The government says it costs the state twice to pay benefits to patients.

Student mental health

A freedom of information request submitted by Scottish Labour has revealed that across 10 universities, 14,920 students applied for help with their mental health in 2020/21.

Almost every university reported a sharp increase in the number of mental health support requests, the FOI found, The Herald reports.

Hospital parking

A total of 8,172 parking charge notices have been issued at Royal Oldham, the Oldham Times reports.

A combined total was given for Fairfield General Hospital and Rochdale Infirmary, with 2,830 notices issued. Salford Royal had the least, at 543.

The Northern Care Alliance, which runs the hospital as well as Salford Royal Hospital, Rochdale Infirmary and Fairfield General Hospital, revealed the figure in response to a request from a member of the public.

Autism assessment waits

Almost half of children awaiting an autism assessment have been doing so for more than a year – with hundreds more waiting upwards of four years, The Herald reports.

Data obtained by the Scottish Conservatives using freedom of information legislation shows that of the 12,500 children referred for an autism spectrum disorder (ASD) assessment and still awaiting one, 5,700 have been waiting more than 12 months. One in five children – 2,180 – have waited more than two years, while 240 have waited more than four years, according to the figures.

Dangerous Dogs

This is a great example of why it’s a good idea to check the disclosure log (if you find a public body organised enough to keep one up to date).

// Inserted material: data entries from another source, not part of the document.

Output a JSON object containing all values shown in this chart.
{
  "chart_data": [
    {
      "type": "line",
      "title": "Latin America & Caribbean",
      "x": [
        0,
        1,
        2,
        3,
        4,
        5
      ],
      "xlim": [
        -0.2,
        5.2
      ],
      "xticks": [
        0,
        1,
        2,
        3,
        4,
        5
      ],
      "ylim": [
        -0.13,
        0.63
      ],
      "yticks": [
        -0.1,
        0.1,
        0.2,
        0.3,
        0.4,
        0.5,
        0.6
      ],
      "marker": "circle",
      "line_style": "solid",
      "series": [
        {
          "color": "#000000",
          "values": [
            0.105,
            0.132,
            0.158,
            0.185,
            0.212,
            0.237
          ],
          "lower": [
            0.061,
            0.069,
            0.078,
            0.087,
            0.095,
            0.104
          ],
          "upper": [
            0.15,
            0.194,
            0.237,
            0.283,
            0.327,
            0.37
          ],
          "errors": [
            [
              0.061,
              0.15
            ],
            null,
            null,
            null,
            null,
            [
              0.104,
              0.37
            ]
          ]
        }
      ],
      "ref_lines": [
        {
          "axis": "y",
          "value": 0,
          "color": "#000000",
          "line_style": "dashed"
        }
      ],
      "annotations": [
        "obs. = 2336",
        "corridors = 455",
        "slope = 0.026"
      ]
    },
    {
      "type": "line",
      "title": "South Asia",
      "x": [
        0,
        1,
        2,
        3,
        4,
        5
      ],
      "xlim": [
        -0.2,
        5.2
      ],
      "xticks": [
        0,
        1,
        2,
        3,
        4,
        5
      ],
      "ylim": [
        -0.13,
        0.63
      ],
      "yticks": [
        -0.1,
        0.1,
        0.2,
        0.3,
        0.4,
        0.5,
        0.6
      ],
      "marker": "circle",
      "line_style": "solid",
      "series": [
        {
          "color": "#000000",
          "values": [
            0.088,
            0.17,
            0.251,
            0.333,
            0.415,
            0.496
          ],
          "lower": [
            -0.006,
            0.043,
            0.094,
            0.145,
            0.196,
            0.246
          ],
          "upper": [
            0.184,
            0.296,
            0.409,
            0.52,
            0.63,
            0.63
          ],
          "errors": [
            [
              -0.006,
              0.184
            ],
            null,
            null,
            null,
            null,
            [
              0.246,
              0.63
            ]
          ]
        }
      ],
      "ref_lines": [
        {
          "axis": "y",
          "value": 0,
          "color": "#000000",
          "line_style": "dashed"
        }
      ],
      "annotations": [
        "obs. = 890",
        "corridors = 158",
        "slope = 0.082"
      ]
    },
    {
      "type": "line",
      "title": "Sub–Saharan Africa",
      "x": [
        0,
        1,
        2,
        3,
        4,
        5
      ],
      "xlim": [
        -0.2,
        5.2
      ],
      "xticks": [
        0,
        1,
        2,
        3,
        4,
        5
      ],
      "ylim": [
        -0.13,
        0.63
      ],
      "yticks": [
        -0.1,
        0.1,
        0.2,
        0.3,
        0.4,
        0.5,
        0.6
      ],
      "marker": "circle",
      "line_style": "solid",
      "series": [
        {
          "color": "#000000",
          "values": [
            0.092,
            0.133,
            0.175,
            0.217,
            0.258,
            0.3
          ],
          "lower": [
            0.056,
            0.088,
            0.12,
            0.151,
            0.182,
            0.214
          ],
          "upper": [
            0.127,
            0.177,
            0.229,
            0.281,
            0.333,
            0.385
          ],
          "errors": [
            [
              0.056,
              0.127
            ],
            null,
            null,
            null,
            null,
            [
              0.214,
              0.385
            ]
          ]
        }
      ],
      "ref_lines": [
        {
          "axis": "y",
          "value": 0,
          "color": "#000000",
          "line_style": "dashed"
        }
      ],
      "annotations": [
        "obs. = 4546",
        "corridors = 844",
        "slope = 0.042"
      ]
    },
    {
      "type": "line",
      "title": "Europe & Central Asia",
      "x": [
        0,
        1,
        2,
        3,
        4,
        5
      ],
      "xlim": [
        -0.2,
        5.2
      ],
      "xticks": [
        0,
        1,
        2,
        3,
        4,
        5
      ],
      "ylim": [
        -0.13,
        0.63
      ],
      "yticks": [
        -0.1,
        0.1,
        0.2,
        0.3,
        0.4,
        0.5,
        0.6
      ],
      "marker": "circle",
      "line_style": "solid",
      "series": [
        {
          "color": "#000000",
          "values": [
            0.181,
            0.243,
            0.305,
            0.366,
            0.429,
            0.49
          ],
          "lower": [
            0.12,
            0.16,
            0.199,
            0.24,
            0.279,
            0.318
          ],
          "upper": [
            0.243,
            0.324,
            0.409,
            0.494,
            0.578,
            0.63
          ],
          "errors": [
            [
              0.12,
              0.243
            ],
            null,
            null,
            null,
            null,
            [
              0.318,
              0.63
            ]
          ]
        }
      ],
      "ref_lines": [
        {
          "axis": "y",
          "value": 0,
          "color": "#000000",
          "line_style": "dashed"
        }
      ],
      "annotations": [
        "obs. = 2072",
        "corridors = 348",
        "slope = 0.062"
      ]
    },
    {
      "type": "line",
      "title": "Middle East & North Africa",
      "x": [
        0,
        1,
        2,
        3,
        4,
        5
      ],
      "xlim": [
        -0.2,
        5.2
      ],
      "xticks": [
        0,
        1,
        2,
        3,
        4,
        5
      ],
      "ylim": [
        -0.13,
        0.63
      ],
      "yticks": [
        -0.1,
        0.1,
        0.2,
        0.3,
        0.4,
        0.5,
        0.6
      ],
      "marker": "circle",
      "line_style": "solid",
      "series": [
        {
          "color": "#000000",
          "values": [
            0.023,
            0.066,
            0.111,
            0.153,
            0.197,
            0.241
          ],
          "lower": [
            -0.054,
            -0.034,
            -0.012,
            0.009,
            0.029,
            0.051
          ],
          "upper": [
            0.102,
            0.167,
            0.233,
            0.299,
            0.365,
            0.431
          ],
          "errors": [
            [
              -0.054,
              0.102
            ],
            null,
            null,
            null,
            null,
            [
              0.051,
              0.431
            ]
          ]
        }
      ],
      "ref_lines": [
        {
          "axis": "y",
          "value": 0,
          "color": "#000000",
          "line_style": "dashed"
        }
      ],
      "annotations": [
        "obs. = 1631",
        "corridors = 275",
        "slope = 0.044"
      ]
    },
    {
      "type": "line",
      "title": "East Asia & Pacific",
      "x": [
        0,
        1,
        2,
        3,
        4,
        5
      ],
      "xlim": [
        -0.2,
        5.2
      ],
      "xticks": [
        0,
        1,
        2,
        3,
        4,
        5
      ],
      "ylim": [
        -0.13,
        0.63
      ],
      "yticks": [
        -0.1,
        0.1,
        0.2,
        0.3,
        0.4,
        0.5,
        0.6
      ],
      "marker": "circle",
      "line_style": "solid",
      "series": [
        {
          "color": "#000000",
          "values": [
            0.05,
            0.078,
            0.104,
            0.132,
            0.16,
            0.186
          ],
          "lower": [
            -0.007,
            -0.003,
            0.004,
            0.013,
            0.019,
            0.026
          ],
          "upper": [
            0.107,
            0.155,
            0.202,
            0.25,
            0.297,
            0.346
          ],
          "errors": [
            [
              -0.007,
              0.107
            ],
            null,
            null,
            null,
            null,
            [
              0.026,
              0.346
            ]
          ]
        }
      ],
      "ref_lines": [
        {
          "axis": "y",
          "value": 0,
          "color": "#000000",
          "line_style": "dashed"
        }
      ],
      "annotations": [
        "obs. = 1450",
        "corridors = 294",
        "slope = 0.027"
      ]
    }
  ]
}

A Freedom of Information (FOI) request, published by Essex Police, has revealed the number of dogs seized by the force so far this year. Police have seized 44 dogs in Essex this year, to the end of September. The force also revealed 53 dogs seized under the Dangerous Dogs Act have been put down this year, the highest figure since 2018.

Another FOI request at the start of the year has revealed all the types of dogs seized for being “dangerously out of control” from 2019 to 2021, the Echo reports. The most common were Staffordshire Bull Terriers, 18 in 2019, nine in 2020, 15 in 2021, and German Shepherds, four in 2019, six in 2020, eight in 2021.

Driving test fails

Thousands of learners fail their driving test each year before they have even left the test centre.

Figures from the Driver and Vehicle Standards Agency show 43,931 learners came a cropper for not moving off safely in the nine months to March this year, the Mirror reports. Moving off safely involves checking for other vehicles and pedestrians, using the mirrors and indicators, driving at the right speed in the right gear – and not hitting another vehicle.

Around 500 people a year also fail before they even get in the car because they are unable to read a number plate from 20 metres away.